With the seventeen year old daughter of vice presidential candidate Sarah Palin pregnant, let’s have a look at this problem of teenage pregnancies. I am quite sure that most religions will have ready answers to solve this situation and it’s not unlikely that Mr. and Mrs. Palin were thinking that with the help of their faith, this would not happen to them.
We all know how religions – and it doesn’t really matter which religion – deal with sex. You don’t talk about it, you call it a sin, and you tell people to have sex only in the context of “holy matrimony”. All concepts of anticonception are right out, as these make sex a safe and frivoulous and – God forbid! – pleasurable affair. Which, in the eyes of the men of God, would turn the world into some sort of Gomorra and will incur the wrath of God. In a church in Paris last week I found some references to the final days of the Roman Empire as a dire warning: I, too, learned in school that the mighty Romans were brought down because of “moral decay”. A theory which, however, remains to be proven.

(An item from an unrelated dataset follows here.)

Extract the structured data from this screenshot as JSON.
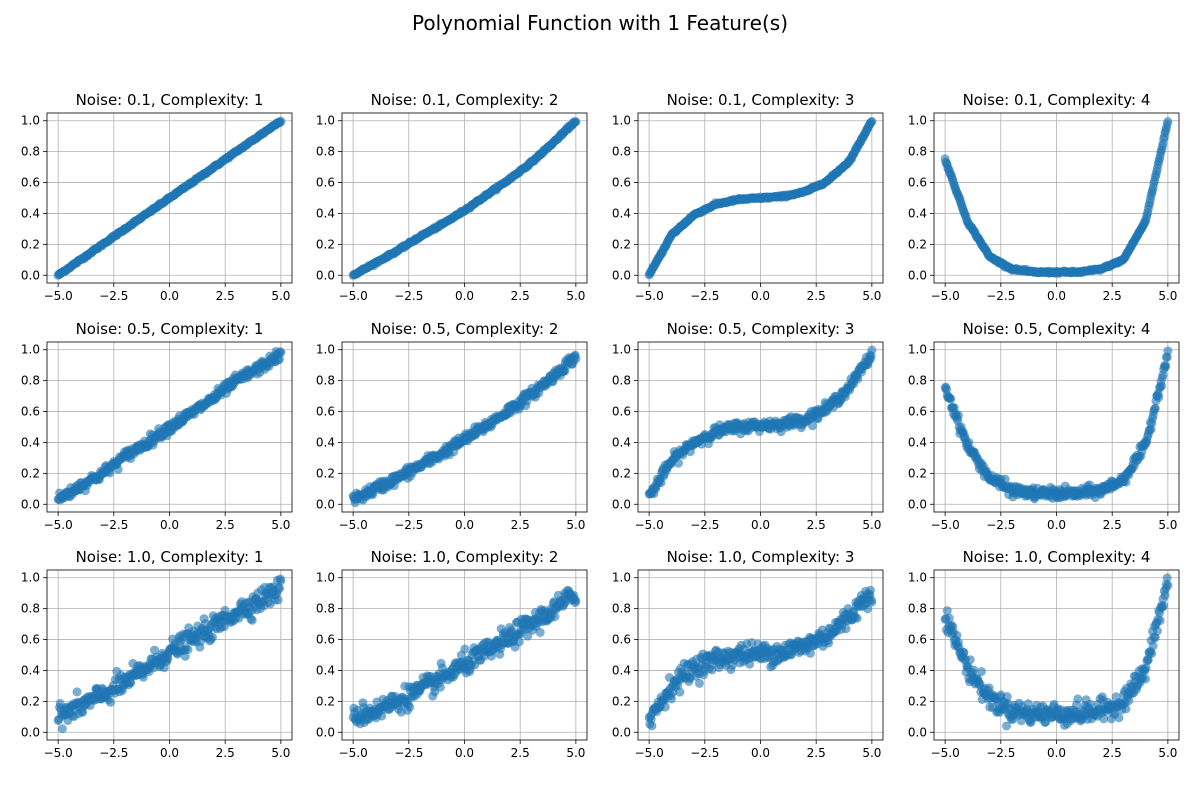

In reality it just so happens that in the most liberal countries – Holland leading the way – teenage pregnancies are lowest, and that in countries with a stronger religious presence, the problem is much bigger. This teaches us a few lessons religious people do not want to hear. For starters: freedom breeds responsibility, not sin. Dutch teens protect themselves and generally have sex at a later age than average. Secondly: forbidden fruits are the best tasting ones. We already know this and even the Bible opens with that theme, but there you have it. And thirdly: taboos breed ignorance. If sex is not a topic of conversation, kids of the right age are going to have it totally unprotected anyway. Because we were “created” that way, no matter how hard you’d wish to deny it.
Sadly I hear from American friends that parents rather blame themselves for their pregnant teenager instead of questioning the system of values which lies at the root of the problem. But religious beliefs, of course, are not meant to be questioned.